In the Mughal chronicles and early British records, the name of Handia often appears as Hindia. During the Mughal period, Handia was a sarkar (subdivision) comprising 23 mahals (smaller divisions), including Harda. The Mughal-era chronicle Chahar Gulshan (1759 CE) mentions Golconda-Asir-Hindia and Hindia-Sironj roads among the 24 important roads of the Mughal empire. Mulla Do-Piyaza was buried in Handia, and his tomb is located here.

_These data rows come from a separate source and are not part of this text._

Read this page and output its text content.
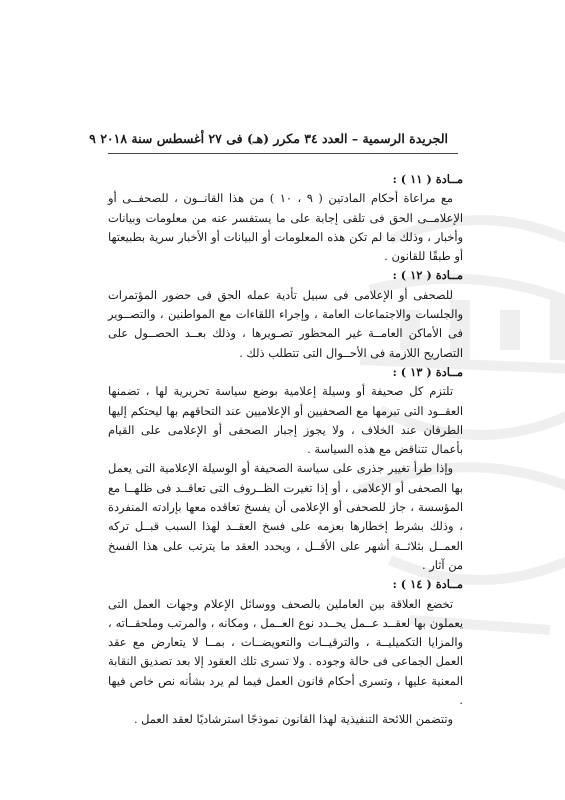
الجريدة الرسمية – العدد ٣٤ مكرر (هـ) فى ٢٧ أغسطس سنة ٢٠١٨ ٩
مــادة ( ١١ ) :

مع مراعاة أحكام المادتين ( ٩ ، ١٠ ) من هذا القانــون ، للصحفــى أو الإعلامــى الحق فى تلقى إجابة على ما يستفسر عنه من معلومات وبيانات وأخبار ، وذلك ما لم تكن هذه المعلومات أو البيانات أو الأخبار سرية بطبيعتها أو طبقًا للقانون .

مــادة ( ١٢ ) :

للصحفى أو الإعلامى فى سبيل تأدية عمله الحق فى حضور المؤتمرات والجلسات والاجتماعات العامة ، وإجراء اللقاءات مع المواطنين ، والتصــوير فى الأماكن العامــة غير المحظور تصـويرها ، وذلك بعــد الحصــول على التصاريح اللازمة فى الأحــوال التى تتطلب ذلك .

مــادة ( ١٣ ) :

تلتزم كل صحيفة أو وسيلة إعلامية بوضع سياسة تحريرية لها ، تضمنها العقــود التى تبرمها مع الصحفيين أو الإعلاميين عند التحاقهم بها ليحتكم إليها الطرفان عند الخلاف ، ولا يجوز إجبار الصحفى أو الإعلامى على القيام بأعمال تتناقض مع هذه السياسة .

وإذا طرأ تغيير جذرى على سياسة الصحيفة أو الوسيلة الإعلامية التى يعمل بها الصحفى أو الإعلامى ، أو إذا تغيرت الظــروف التى تعاقــد فى ظلهــا مع المؤسسة ، جاز للصحفى أو الإعلامى أن يفسخ تعاقده معها بإرادته المنفردة ، وذلك بشرط إخطارها بعزمه على فسخ العقــد لهذا السبب قبــل تركه العمــل بثلاثــة أشهر على الأقــل ، ويحدد العقد ما يترتب على هذا الفسخ من آثار .

مــادة ( ١٤ ) :

تخضع العلاقة بين العاملين بالصحف ووسائل الإعلام وجهات العمل التى يعملون بها لعقــد عــمل يحــدد نوع العــمل ، ومكانه ، والمرتب وملحقــاته ، والمزايا التكميليــة ، والترقيــات والتعويضــات ، بمــا لا يتعارض مع عقد العمل الجماعى فى حالة وجوده . ولا تسرى تلك العقود إلا بعد تصديق النقابة المعنية عليها ، وتسرى أحكام قانون العمل فيما لم يرد بشأنه نص خاص فيها .

وتتضمن اللائحة التنفيذية لهذا القانون نموذجًا استرشاديًا لعقد العمل .
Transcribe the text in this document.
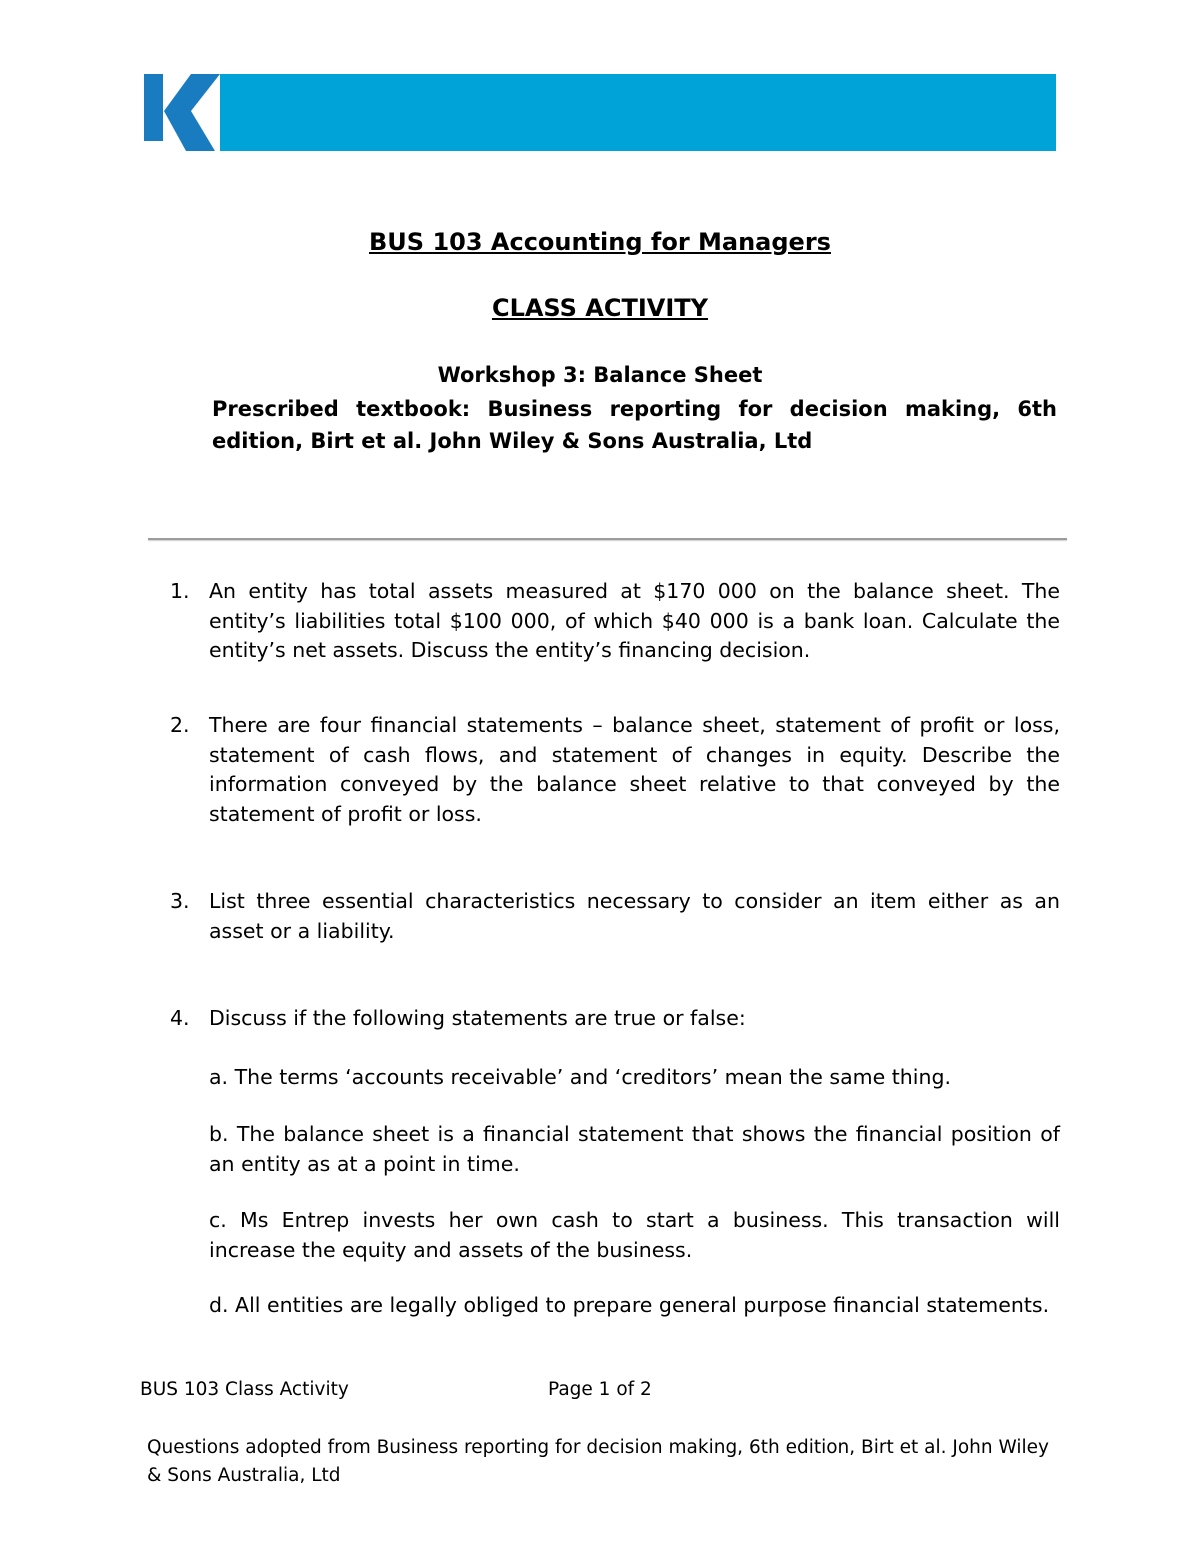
BUS 103 Accounting for Managers
CLASS ACTIVITY
Workshop 3: Balance Sheet
Prescribed textbook: Business reporting for decision making, 6th edition, Birt et al. John Wiley & Sons Australia, Ltd
1. An entity has total assets measured at $170 000 on the balance sheet. The entity’s liabilities total $100 000, of which $40 000 is a bank loan. Calculate the entity’s net assets. Discuss the entity’s financing decision.
2. There are four financial statements – balance sheet, statement of profit or loss, statement of cash flows, and statement of changes in equity. Describe the information conveyed by the balance sheet relative to that conveyed by the statement of profit or loss.
3. List three essential characteristics necessary to consider an item either as an asset or a liability.
4. Discuss if the following statements are true or false:
a. The terms ‘accounts receivable’ and ‘creditors’ mean the same thing.
b. The balance sheet is a financial statement that shows the financial position of an entity as at a point in time.
c. Ms Entrep invests her own cash to start a business. This transaction will increase the equity and assets of the business.
d. All entities are legally obliged to prepare general purpose financial statements.
BUS 103 Class Activity	Page 1 of 2
Questions adopted from Business reporting for decision making, 6th edition, Birt et al. John Wiley & Sons Australia, Ltd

In 1742, Marathas led by Peshwa Balaji Baji Rao captured the area, and displaced the Muslim governor of the Handia sarkar. Subsequently, Harda replaced Handia as the most important town in the area, as the local Maratha amil (chief) resided at Harda. The British East India Company invaded the area during the Third Anglo-Maratha War and took control of the local fortress for a brief period. The English author Carnaticus, writing in 1820, states:

Hindia was formerly a town of considerable note, but now only bears the ruinous and decayed vestiges of its ancient extent and splendour.
— Carnaticus, Summary of the Mahratta and Pindarree Campaign (1820)

Even after the Maratha defeat in the war, the Scindias retained control of the Harda-Handia tract. Handia was the headquarters of a district in Daulat Rao Sindhia's kingdom. The area was ceded to the British in 1844, but the cession was completed only in 1860. It was a part of the Hoshangabad district, until the Harda district was carved out in 1998.

== Demographics ==

According to the 2011 census of India, Handia has a population of 4221, which includes 2196 males and 2025 females. The effective literacy rate (age 6 years and above) is 78.2%.